La propuesta será enviada al Congreso de la Unión y busca, de acuerdo con la mandataria federal, garantizar que quienes ocupen estos cargos tengan como único interés superior el de México.
“Deben renunciar a otra ciudadanía, si es que la tienen, y solamente quedarse con la nacionalidad mexicana, para garantizar que el interés de la nación esté por encima de cualquier otro interés”, señaló Sheinbaum durante su conferencia matutina.
La presidenta sostuvo que actualmente la Constitución no establece con suficiente claridad qué ocurre cuando una persona mexicana por nacimiento que aspira a uno de estos cargos también posee otra nacionalidad.
La reforma contempla modificaciones a los artículos 82, 116 y 122 de la Constitución, relacionados con los requisitos para ocupar la Presidencia, las gubernaturas de los estados y la Jefatura de Gobierno de la Ciudad de México.
Renuncia tendría que hacerse antes del registro

Para el caso de la Presidencia de la República, la propuesta establece que la persona deberá ser mexicana por nacimiento, estar en pleno goce de sus derechos y no tener ni adquirir otra nacionalidad.
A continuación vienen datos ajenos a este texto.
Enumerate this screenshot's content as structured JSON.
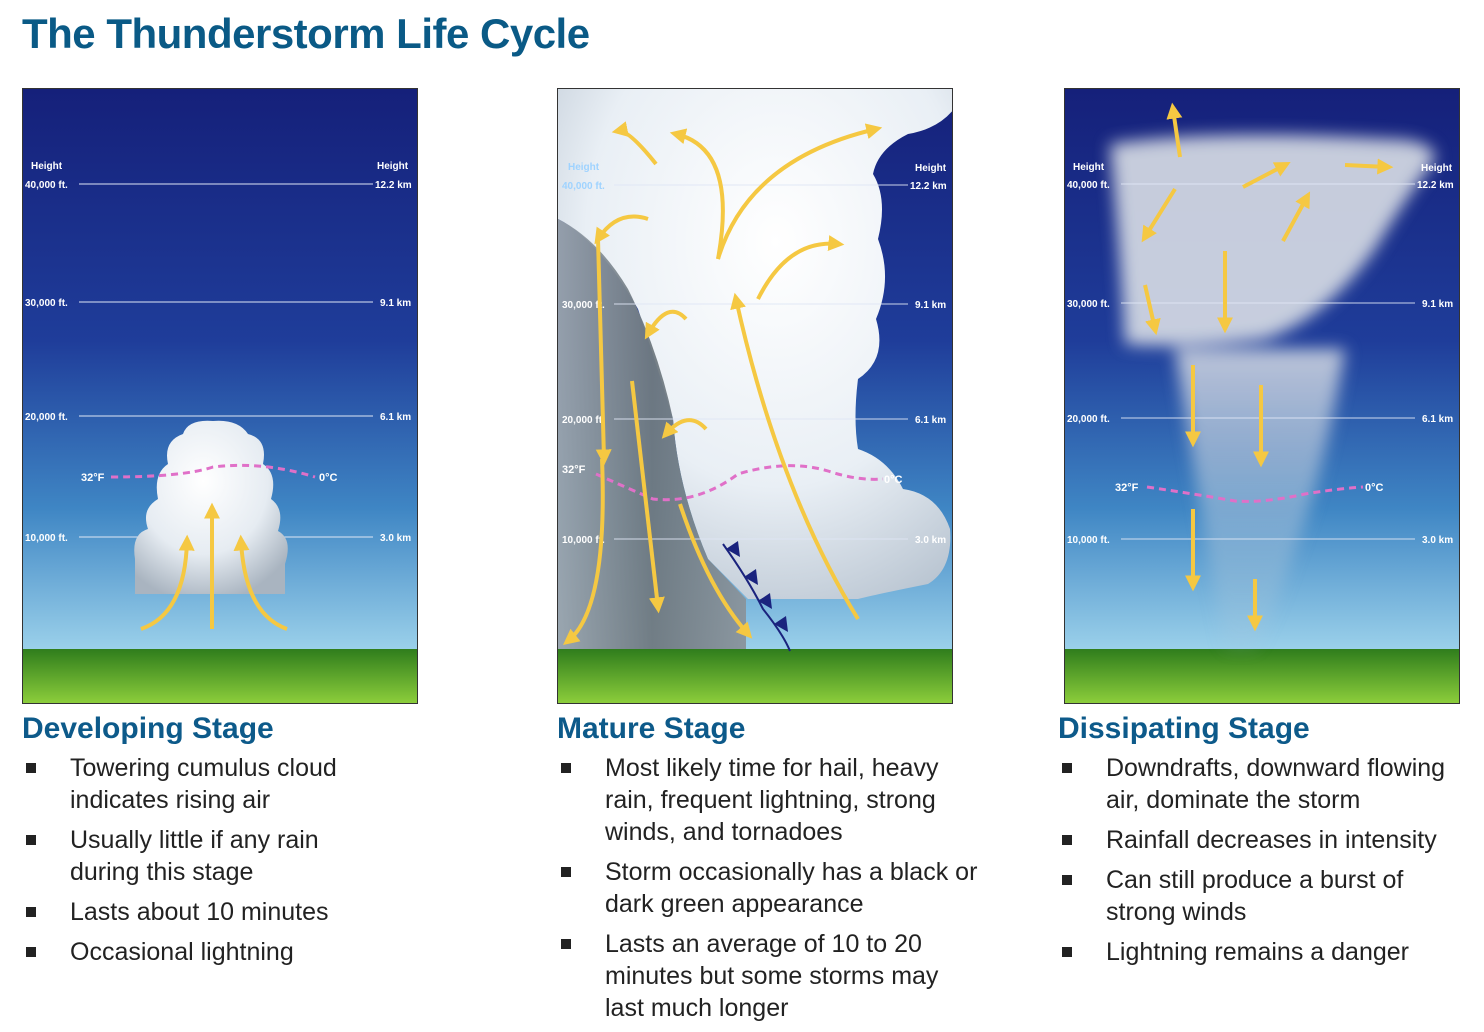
{
  "title": "The Thunderstorm Life Cycle",
  "scale": {
    "height_label": "Height",
    "left_levels": [
      "40,000 ft.",
      "30,000 ft.",
      "20,000 ft.",
      "10,000 ft."
    ],
    "right_levels": [
      "12.2 km",
      "9.1 km",
      "6.1 km",
      "3.0 km"
    ],
    "freeze_f": "32°F",
    "freeze_c": "0°C"
  },
  "stages": [
    {
      "heading": "Developing Stage",
      "bullets": [
        "Towering cumulus cloud indicates rising air",
        "Usually little if any rain during this stage",
        "Lasts about 10 minutes",
        "Occasional lightning"
      ]
    },
    {
      "heading": "Mature Stage",
      "bullets": [
        "Most likely time for hail, heavy rain, frequent lightning, strong winds, and tornadoes",
        "Storm occasionally has a black or dark green appearance",
        "Lasts an average of 10 to 20 minutes but some storms may last much longer"
      ]
    },
    {
      "heading": "Dissipating Stage",
      "bullets": [
        "Downdrafts, downward flowing air, dominate the storm",
        "Rainfall decreases in intensity",
        "Can still produce a burst of strong winds",
        "Lightning remains a danger"
      ]
    }
  ],
  "colors": {
    "title": "#0a5a86",
    "heading": "#0d5a8a",
    "arrow": "#f5c842",
    "freeze_line": "#e070c8",
    "sky_top": "#15207a",
    "sky_bottom": "#9ad0ea",
    "ground": "#5caa30"
  }
}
En caso de contar con una segunda nacionalidad, tendría que renunciar a ella antes de solicitar su registro como candidata o candidato.
La misma disposición se plantea para quienes busquen convertirse en gobernadores, gobernadoras o titulares de la Jefatura de Gobierno de la Ciudad de México.
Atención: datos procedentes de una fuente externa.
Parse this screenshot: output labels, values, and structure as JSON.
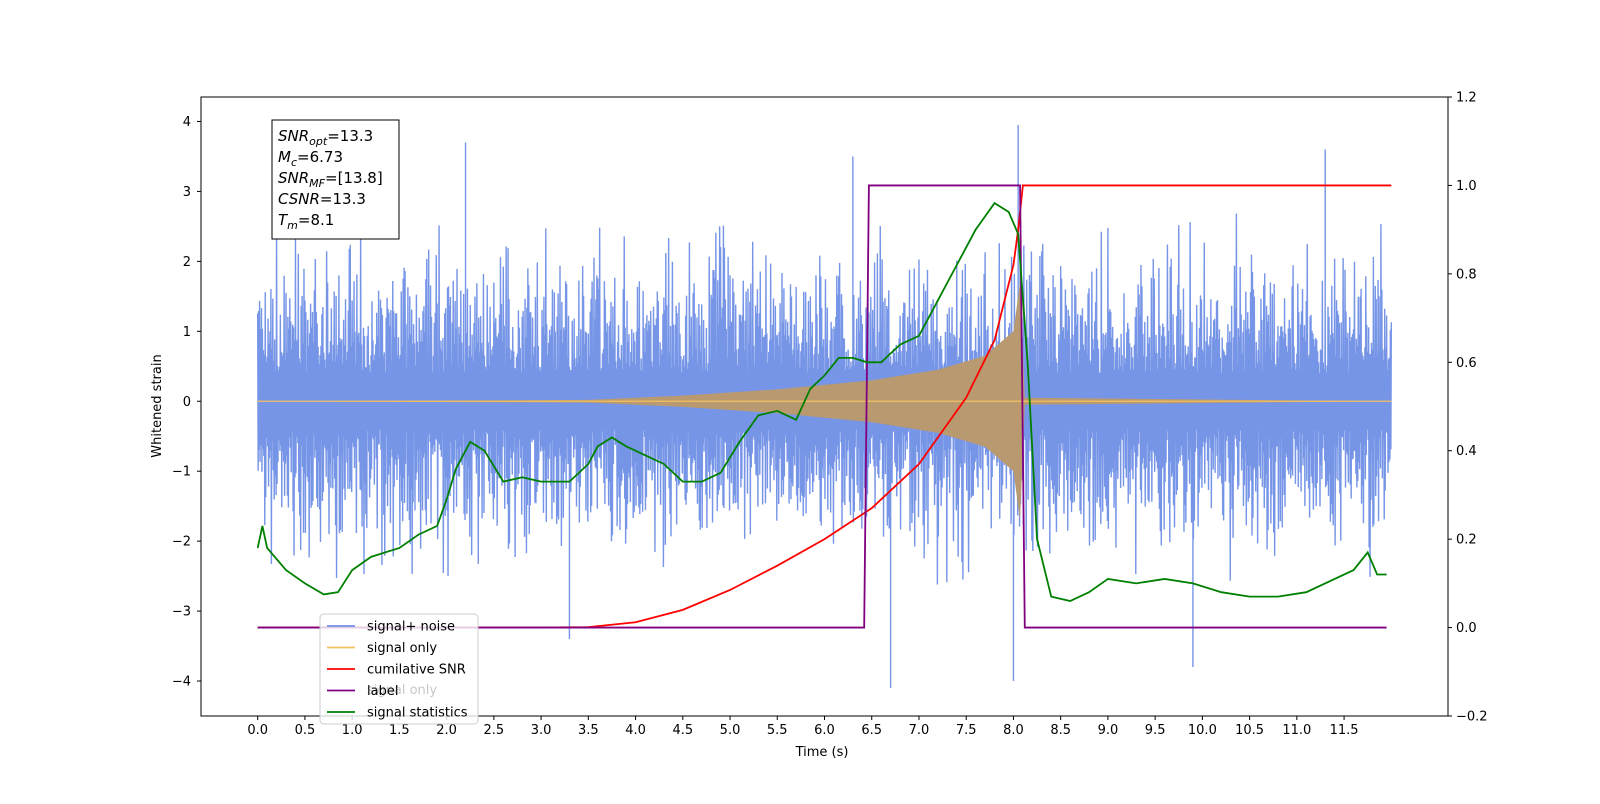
{
  "chart_data": {
    "type": "line",
    "xlabel": "Time (s)",
    "ylabel": "Whitened strain",
    "xlim": [
      -0.6,
      12.6
    ],
    "ylim": [
      -4.5,
      4.35
    ],
    "y2lim": [
      -0.2,
      1.2
    ],
    "x_ticks": [
      "0.0",
      "0.5",
      "1.0",
      "1.5",
      "2.0",
      "2.5",
      "3.0",
      "3.5",
      "4.0",
      "4.5",
      "5.0",
      "5.5",
      "6.0",
      "6.5",
      "7.0",
      "7.5",
      "8.0",
      "8.5",
      "9.0",
      "9.5",
      "10.0",
      "10.5",
      "11.0",
      "11.5"
    ],
    "y_ticks": [
      "4",
      "3",
      "2",
      "1",
      "0",
      "−1",
      "−2",
      "−3",
      "−4"
    ],
    "y2_ticks": [
      "1.2",
      "1.0",
      "0.8",
      "0.6",
      "0.4",
      "0.2",
      "0.0",
      "−0.2"
    ],
    "info_box": {
      "lines": [
        {
          "sym": "SNR",
          "sub": "opt",
          "val": "=13.3"
        },
        {
          "sym": "M",
          "sub": "c",
          "val": "=6.73"
        },
        {
          "sym": "SNR",
          "sub": "MF",
          "val": "=[13.8]"
        },
        {
          "sym": "CSNR",
          "sub": "",
          "val": "=13.3"
        },
        {
          "sym": "T",
          "sub": "m",
          "val": "=8.1"
        }
      ]
    },
    "legend": {
      "position": "lower-left",
      "entries": [
        "signal+ noise",
        "signal only",
        "cumilative SNR",
        "label",
        "signal statistics"
      ],
      "ghost_text": "signal only"
    },
    "series": [
      {
        "name": "signal+ noise",
        "axis": "left",
        "color": "#6f8fe6",
        "description_type": "noise",
        "x_range": [
          0.0,
          12.0
        ],
        "envelope": [
          2.3,
          -2.8
        ],
        "peaks": [
          {
            "x": 2.2,
            "y": 3.7
          },
          {
            "x": 6.3,
            "y": 3.5
          },
          {
            "x": 8.05,
            "y": 3.95
          },
          {
            "x": 6.7,
            "y": -4.1
          },
          {
            "x": 3.3,
            "y": -3.4
          },
          {
            "x": 8.0,
            "y": -4.0
          },
          {
            "x": 9.9,
            "y": -3.8
          },
          {
            "x": 11.3,
            "y": 3.6
          }
        ]
      },
      {
        "name": "signal only",
        "axis": "left",
        "color": "#f4c060",
        "fill_color": "#b99a70",
        "description_type": "chirp",
        "x_range": [
          0.0,
          12.0
        ],
        "merger_time": 8.1,
        "amplitude_envelope": [
          {
            "x": 0.0,
            "y": 0.0
          },
          {
            "x": 3.5,
            "y": 0.02
          },
          {
            "x": 4.5,
            "y": 0.08
          },
          {
            "x": 5.5,
            "y": 0.17
          },
          {
            "x": 6.5,
            "y": 0.3
          },
          {
            "x": 7.2,
            "y": 0.45
          },
          {
            "x": 7.7,
            "y": 0.65
          },
          {
            "x": 8.0,
            "y": 1.0
          },
          {
            "x": 8.07,
            "y": 1.7
          },
          {
            "x": 8.12,
            "y": 0.05
          },
          {
            "x": 12.0,
            "y": 0.0
          }
        ]
      },
      {
        "name": "cumilative SNR",
        "axis": "right",
        "color": "#ff0000",
        "points": [
          {
            "x": 0.0,
            "y": 0.0
          },
          {
            "x": 3.0,
            "y": 0.0
          },
          {
            "x": 3.5,
            "y": 0.001
          },
          {
            "x": 4.0,
            "y": 0.012
          },
          {
            "x": 4.5,
            "y": 0.04
          },
          {
            "x": 5.0,
            "y": 0.085
          },
          {
            "x": 5.5,
            "y": 0.14
          },
          {
            "x": 6.0,
            "y": 0.2
          },
          {
            "x": 6.5,
            "y": 0.27
          },
          {
            "x": 7.0,
            "y": 0.37
          },
          {
            "x": 7.5,
            "y": 0.52
          },
          {
            "x": 7.8,
            "y": 0.65
          },
          {
            "x": 8.0,
            "y": 0.82
          },
          {
            "x": 8.05,
            "y": 0.9
          },
          {
            "x": 8.1,
            "y": 1.0
          },
          {
            "x": 12.0,
            "y": 1.0
          }
        ]
      },
      {
        "name": "label",
        "axis": "right",
        "color": "#800080",
        "points": [
          {
            "x": 0.0,
            "y": 0.0
          },
          {
            "x": 6.42,
            "y": 0.0
          },
          {
            "x": 6.47,
            "y": 1.0
          },
          {
            "x": 8.07,
            "y": 1.0
          },
          {
            "x": 8.12,
            "y": 0.0
          },
          {
            "x": 11.95,
            "y": 0.0
          }
        ]
      },
      {
        "name": "signal statistics",
        "axis": "right",
        "color": "#008000",
        "points": [
          {
            "x": 0.0,
            "y": 0.18
          },
          {
            "x": 0.05,
            "y": 0.23
          },
          {
            "x": 0.1,
            "y": 0.18
          },
          {
            "x": 0.3,
            "y": 0.13
          },
          {
            "x": 0.5,
            "y": 0.1
          },
          {
            "x": 0.7,
            "y": 0.075
          },
          {
            "x": 0.85,
            "y": 0.08
          },
          {
            "x": 1.0,
            "y": 0.13
          },
          {
            "x": 1.2,
            "y": 0.16
          },
          {
            "x": 1.5,
            "y": 0.18
          },
          {
            "x": 1.7,
            "y": 0.21
          },
          {
            "x": 1.9,
            "y": 0.23
          },
          {
            "x": 2.0,
            "y": 0.29
          },
          {
            "x": 2.1,
            "y": 0.36
          },
          {
            "x": 2.25,
            "y": 0.42
          },
          {
            "x": 2.4,
            "y": 0.4
          },
          {
            "x": 2.6,
            "y": 0.33
          },
          {
            "x": 2.8,
            "y": 0.34
          },
          {
            "x": 3.0,
            "y": 0.33
          },
          {
            "x": 3.3,
            "y": 0.33
          },
          {
            "x": 3.5,
            "y": 0.37
          },
          {
            "x": 3.6,
            "y": 0.41
          },
          {
            "x": 3.75,
            "y": 0.43
          },
          {
            "x": 3.9,
            "y": 0.41
          },
          {
            "x": 4.1,
            "y": 0.39
          },
          {
            "x": 4.3,
            "y": 0.37
          },
          {
            "x": 4.5,
            "y": 0.33
          },
          {
            "x": 4.7,
            "y": 0.33
          },
          {
            "x": 4.9,
            "y": 0.35
          },
          {
            "x": 5.1,
            "y": 0.42
          },
          {
            "x": 5.3,
            "y": 0.48
          },
          {
            "x": 5.5,
            "y": 0.49
          },
          {
            "x": 5.7,
            "y": 0.47
          },
          {
            "x": 5.85,
            "y": 0.54
          },
          {
            "x": 6.0,
            "y": 0.57
          },
          {
            "x": 6.15,
            "y": 0.61
          },
          {
            "x": 6.3,
            "y": 0.61
          },
          {
            "x": 6.45,
            "y": 0.6
          },
          {
            "x": 6.6,
            "y": 0.6
          },
          {
            "x": 6.8,
            "y": 0.64
          },
          {
            "x": 7.0,
            "y": 0.66
          },
          {
            "x": 7.2,
            "y": 0.74
          },
          {
            "x": 7.4,
            "y": 0.82
          },
          {
            "x": 7.6,
            "y": 0.9
          },
          {
            "x": 7.8,
            "y": 0.96
          },
          {
            "x": 7.95,
            "y": 0.94
          },
          {
            "x": 8.05,
            "y": 0.89
          },
          {
            "x": 8.15,
            "y": 0.6
          },
          {
            "x": 8.25,
            "y": 0.2
          },
          {
            "x": 8.4,
            "y": 0.07
          },
          {
            "x": 8.6,
            "y": 0.06
          },
          {
            "x": 8.8,
            "y": 0.08
          },
          {
            "x": 9.0,
            "y": 0.11
          },
          {
            "x": 9.3,
            "y": 0.1
          },
          {
            "x": 9.6,
            "y": 0.11
          },
          {
            "x": 9.9,
            "y": 0.1
          },
          {
            "x": 10.2,
            "y": 0.08
          },
          {
            "x": 10.5,
            "y": 0.07
          },
          {
            "x": 10.8,
            "y": 0.07
          },
          {
            "x": 11.1,
            "y": 0.08
          },
          {
            "x": 11.4,
            "y": 0.11
          },
          {
            "x": 11.6,
            "y": 0.13
          },
          {
            "x": 11.75,
            "y": 0.17
          },
          {
            "x": 11.85,
            "y": 0.12
          },
          {
            "x": 11.95,
            "y": 0.12
          }
        ]
      }
    ]
  }
}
“Que el interés superior sea México, ningún otro país”, afirmó Sheinbaum al defender la reforma.
Una vez aprobados los cambios constitucionales, el Gobierno federal prevé impulsar también modificaciones a la Ley de Nacionalidad para establecer el procedimiento mediante el cual una persona deberá acreditar la renuncia a su otra nacionalidad ante las autoridades correspondientes.